The timing of the book gill - lung transition is difficult to pin down. Fossil evidence differentiating these structures is equivocal at best, but Stormer identified book gills in Waeringoscorpio hefteri and Jeram claims that marginal stigmata found in mesoscorpions by Kjellesvig Waering were misidentified and only appeared with the Palaeosternina.


The reason for this final trend in the mesosoma is unknown, but for some reason eurypterids and early scorpions had 5 sternal plates, and the 1st sternal plate was lost by the time of Branchioscorpio and the mesoscorpions (in fact it may have been lost some time before this, but fossils preserving the relevent portion are very hard to come by).

As you can see from the second image in this section, Kjellesvig Waering believed bilobersternous plates gave rise to orthostern forms, and this has actually been supported by embryonic studies of Centruroides vittatus, where bilobostern plates develop into the orthostern sternites. However, only two fossil genera show the bilobostern condition (Branchioscorpio and Dolichophonus) and the holosternous condition may have been better adapted, as all of the relatively derived palaeosterns possess it and scorpions with this condition persisted into the Jurassic (albeit diversity had reduced to two known genera, Liassoscorpionides [a primitive scorpion of uncertain affiliation] and Mesophonus [a mesoscorpion]).

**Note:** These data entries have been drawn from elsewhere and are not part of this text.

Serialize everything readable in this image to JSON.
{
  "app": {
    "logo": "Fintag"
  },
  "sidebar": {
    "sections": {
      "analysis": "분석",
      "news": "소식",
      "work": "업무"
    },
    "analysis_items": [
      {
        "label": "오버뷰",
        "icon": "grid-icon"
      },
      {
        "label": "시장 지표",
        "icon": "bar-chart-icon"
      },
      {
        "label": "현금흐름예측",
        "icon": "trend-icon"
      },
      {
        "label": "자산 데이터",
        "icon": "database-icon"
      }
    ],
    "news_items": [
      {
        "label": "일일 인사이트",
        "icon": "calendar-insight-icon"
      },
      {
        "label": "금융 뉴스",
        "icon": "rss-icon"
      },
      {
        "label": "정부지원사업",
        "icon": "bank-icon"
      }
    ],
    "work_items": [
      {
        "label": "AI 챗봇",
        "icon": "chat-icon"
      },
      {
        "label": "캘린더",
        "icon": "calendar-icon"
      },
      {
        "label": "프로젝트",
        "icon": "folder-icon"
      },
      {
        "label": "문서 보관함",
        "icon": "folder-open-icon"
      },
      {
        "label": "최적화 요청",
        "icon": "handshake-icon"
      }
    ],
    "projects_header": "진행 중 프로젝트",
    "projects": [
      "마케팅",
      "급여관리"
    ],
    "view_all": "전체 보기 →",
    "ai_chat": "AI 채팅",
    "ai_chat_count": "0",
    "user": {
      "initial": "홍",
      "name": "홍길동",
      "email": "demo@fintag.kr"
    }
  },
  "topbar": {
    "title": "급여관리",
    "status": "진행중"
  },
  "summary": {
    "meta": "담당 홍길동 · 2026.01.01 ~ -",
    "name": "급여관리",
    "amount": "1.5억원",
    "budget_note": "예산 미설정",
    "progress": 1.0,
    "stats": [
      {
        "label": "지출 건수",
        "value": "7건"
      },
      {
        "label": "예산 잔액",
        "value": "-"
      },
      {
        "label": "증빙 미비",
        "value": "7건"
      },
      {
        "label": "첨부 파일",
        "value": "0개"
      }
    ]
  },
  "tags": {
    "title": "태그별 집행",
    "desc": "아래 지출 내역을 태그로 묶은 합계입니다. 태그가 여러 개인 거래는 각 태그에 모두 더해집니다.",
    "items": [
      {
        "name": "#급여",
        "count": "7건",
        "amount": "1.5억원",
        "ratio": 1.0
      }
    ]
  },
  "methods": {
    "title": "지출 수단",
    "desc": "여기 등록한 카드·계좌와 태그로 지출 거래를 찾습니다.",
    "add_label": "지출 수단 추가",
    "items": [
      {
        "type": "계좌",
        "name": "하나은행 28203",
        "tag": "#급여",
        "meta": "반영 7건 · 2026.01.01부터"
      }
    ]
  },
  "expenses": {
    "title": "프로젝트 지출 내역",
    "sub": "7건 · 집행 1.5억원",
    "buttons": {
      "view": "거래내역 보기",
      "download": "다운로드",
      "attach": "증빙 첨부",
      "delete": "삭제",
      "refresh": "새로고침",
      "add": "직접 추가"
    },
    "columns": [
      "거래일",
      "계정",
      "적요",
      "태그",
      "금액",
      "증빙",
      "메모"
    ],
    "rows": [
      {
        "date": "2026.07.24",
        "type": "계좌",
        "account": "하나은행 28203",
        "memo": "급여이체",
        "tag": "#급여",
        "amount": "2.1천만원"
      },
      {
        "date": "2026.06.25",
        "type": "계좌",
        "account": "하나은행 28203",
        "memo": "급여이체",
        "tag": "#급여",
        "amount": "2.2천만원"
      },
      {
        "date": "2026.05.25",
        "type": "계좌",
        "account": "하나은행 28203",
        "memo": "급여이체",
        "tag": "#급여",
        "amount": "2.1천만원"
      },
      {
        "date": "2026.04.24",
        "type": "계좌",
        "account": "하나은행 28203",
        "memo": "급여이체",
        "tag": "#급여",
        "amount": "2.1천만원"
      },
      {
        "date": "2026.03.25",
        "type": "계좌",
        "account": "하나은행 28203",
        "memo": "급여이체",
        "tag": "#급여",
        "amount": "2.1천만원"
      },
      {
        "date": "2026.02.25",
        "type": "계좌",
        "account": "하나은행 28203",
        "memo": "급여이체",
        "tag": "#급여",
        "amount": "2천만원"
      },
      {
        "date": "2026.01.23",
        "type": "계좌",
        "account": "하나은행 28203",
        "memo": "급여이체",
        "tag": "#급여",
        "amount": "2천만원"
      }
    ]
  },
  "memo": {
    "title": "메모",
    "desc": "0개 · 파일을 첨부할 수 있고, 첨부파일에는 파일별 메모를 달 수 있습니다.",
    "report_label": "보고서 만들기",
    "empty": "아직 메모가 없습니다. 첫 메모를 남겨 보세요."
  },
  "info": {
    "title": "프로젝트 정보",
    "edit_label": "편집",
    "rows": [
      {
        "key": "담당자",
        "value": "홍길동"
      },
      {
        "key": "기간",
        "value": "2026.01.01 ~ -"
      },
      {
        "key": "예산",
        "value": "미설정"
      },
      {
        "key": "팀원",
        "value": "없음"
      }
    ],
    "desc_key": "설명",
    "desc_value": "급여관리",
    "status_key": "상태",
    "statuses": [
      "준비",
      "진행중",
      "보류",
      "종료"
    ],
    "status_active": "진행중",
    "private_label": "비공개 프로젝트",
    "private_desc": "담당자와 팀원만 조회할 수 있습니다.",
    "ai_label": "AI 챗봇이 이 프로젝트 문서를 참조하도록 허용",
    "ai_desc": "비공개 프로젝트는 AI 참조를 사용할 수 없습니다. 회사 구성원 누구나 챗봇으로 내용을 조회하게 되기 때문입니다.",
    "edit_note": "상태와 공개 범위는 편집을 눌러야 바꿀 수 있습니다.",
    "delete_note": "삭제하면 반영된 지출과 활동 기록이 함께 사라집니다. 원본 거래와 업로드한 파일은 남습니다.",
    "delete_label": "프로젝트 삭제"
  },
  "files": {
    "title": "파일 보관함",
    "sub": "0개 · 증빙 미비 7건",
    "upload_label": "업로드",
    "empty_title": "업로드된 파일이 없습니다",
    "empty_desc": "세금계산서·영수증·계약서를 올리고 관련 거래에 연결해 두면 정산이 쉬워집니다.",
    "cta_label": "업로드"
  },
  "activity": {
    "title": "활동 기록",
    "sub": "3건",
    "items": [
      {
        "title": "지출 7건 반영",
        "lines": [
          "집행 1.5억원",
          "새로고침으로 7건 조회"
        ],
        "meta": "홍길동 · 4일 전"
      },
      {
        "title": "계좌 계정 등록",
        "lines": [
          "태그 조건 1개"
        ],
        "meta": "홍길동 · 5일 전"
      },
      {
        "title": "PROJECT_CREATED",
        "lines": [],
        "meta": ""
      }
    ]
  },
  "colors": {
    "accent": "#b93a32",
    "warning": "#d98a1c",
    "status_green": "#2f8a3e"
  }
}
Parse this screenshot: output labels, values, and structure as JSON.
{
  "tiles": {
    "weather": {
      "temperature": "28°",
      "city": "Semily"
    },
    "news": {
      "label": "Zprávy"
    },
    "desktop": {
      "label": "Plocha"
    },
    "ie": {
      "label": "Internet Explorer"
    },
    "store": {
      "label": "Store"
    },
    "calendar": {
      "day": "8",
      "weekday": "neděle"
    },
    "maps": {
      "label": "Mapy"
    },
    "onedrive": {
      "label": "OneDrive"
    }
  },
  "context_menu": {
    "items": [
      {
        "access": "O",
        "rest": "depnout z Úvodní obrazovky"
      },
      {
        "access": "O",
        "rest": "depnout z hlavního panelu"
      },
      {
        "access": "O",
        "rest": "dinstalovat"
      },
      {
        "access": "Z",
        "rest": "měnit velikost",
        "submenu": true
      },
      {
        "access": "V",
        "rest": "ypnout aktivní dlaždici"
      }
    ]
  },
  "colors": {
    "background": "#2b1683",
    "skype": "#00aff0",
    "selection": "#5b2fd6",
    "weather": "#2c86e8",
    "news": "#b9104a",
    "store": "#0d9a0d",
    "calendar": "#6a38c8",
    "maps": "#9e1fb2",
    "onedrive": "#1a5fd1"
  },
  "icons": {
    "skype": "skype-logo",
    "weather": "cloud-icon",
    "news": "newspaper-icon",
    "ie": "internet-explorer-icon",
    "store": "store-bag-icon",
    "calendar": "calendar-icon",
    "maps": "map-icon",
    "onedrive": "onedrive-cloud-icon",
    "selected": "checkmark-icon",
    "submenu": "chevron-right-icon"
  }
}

Now, it was once thought that all scorpions possessing abdominal plates had book gills, but fragments of indeterminate lobostern scorpions have revealed that book lungs were enclosed in a stigmate sternite behind the abdominal plates (which would have possessed marginal spiracles) in at least some species. This also indicates that Kjellesvig Waering’s hypothesis that abdominal plates reduced in size and were eventually lost, revealing modern sternites is wrong and that the orthostern condition is more likely to have evolved through the fusing of, and development of stigmata in abdominal plates… a concept supported by embryonic studies of Paruroctonus mesaensis and Centruroides vittatus.